MORBID ANGEL – Domination
Parlare dei Morbid Angel è un’impresa più che ardua, poiché si tratta di una band fondamentale per il death metal. L’album in questione è sicuramente quello di svolta, soprattutto grazie all’opera dei due chitarristi: perché allo storico Trey si aggiunge quell’Eric Rutan (si erano da poco sciolti in maniera definitiva i Ripping Corpse) che darà quel qualcosa in più alla band. Se infatti sino a Covenant i Morbid Angel erano una perfetta macchina vecchio stile, Domination per l’epoca si presenta come un disco fresco, con un suono perfetto e un trigger di batteria devastante.
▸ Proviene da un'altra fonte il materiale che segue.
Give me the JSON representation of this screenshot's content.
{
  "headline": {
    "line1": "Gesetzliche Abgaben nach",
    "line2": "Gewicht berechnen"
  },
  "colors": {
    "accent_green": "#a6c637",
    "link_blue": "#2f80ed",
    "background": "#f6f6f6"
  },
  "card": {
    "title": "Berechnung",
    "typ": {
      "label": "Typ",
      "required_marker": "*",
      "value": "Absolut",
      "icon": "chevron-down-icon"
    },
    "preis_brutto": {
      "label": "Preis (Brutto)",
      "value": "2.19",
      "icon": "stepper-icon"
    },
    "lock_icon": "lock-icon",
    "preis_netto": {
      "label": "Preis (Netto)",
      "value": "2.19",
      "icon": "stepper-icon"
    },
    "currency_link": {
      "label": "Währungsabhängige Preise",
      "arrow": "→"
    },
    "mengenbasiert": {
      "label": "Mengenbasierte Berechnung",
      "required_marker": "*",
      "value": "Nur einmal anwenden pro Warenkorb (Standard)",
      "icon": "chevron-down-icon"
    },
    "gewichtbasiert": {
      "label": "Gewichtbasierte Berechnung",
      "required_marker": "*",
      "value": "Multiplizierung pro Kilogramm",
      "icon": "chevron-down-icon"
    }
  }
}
L’apertura con “Dominate” è un assalto frontale, il classico riffato del gruppo diventa base portante per la prova vocale di Vincent che richiama i dischi precedenti, nulla più di quanto già non si conoscesse, ma già da “Where The Slime Live” la storia cambia, così come la struttura dei pezzi che diventa più articolata e ricca di stacchi. Un Trey ispiratissimo e l’uso degli armonici stoppati rendono ancor più particolare questo pezzo lento e cadenzato, all’interno del quale la batteria di Sandoval si limita al mestiere puro, senza inventare nulla. Certamente l’assolo di Azgathoth è uno dei più belli ascoltati e Rutan supporta benissimo le ritmiche: mai coppia di chitarristi fu più azzeccata. Con “Eyes To See, Ears To Hear” si torna a pestare: un pezzo veloce, compatto, nel loro classico stile, dove il growl contrapposto alla voce già effettata di Dave particolareggia il ritornello. Tutto è azzeccato, ma quando ci si aspetta l’ennesima bordata, ecco invece che ci si pone dinanzi “Melting”, il primo dei due brani strumentali: un minuto e venti di accompagnamento leggero, tetro e bisbigliante che conduce diritto dentro la bocca infernale della triade composta da “Nothing But Fear”, “Dawn Of The Angry” e “This Means War”.
La malignità dei Morbid Angel non sta nella velocità esagerata dell’esecuzione, ma nelle note macabre che riescono a mettere insieme: infatti nel terzetto di brani poco più su citati Pete ci mette del suo accelerando parecchio, tuttavia non dimenticando mai d’impostare i suoi classici mid-tempo e le parti lente; scelte stilistiche che rientrano nel marchio di fabbrica del gruppo.
Si arriva così all’osannata “Caesar Palace”: decadente, ampia e profonda come un abisso senza fondo e con un lavoro costantemente rude delle due chitarre, abili pure nell’alternarsi in chiave solistica. “Dreaming” è il secondo strumentale che alleggerisce la situazione e per com’è posizionato pare svolgere il ruolo d’introduzione per “Inquisition (Burn With Me)”, canzone ritmicamente perfetta, ma che non va oltre questo; probabilmente l’unico vero punto debole del disco, se così la vogliamo definire. La successiva e conclusiva “Hatework” rende invece perfettamente l’idea di quello che il titolo propone: è un lacerante, nero e sporco lavoro, il growl diventa profondo e allunga le note come a inseguire un’anima dannata, accompagnato dalla leggiadria delle brevi incursioni melodiche delle chitarre, che per il resto tengono viva una ritmica scarna e decisa. L’odio sa qual è suo mestiere.
Il disco nel complesso è un’ottima prova, riascoltandolo ad anni di distanza si comprende meglio l’essenza dei veri Morbid Angel: il lavoro di produzione è perfetto, gli effetti alla voce di Dave, il trigger non tartassante di Pete e la solistica di due capiscuola della chitarra come Trey ed Eric non avrebbero potuto che partorire una gemma del genere. Pur non intaccando il primato raggiunto con i primi due lavori, credo che Domination sia il vertice massimo della band a livello compositivo, un album in cui la bravura tecnica, lo spirito death metal e la produzione in studio si sono incontrati alla perfezione, chiudendo il cerchio. Il must have della svolta sonora in casa Morbid Angel!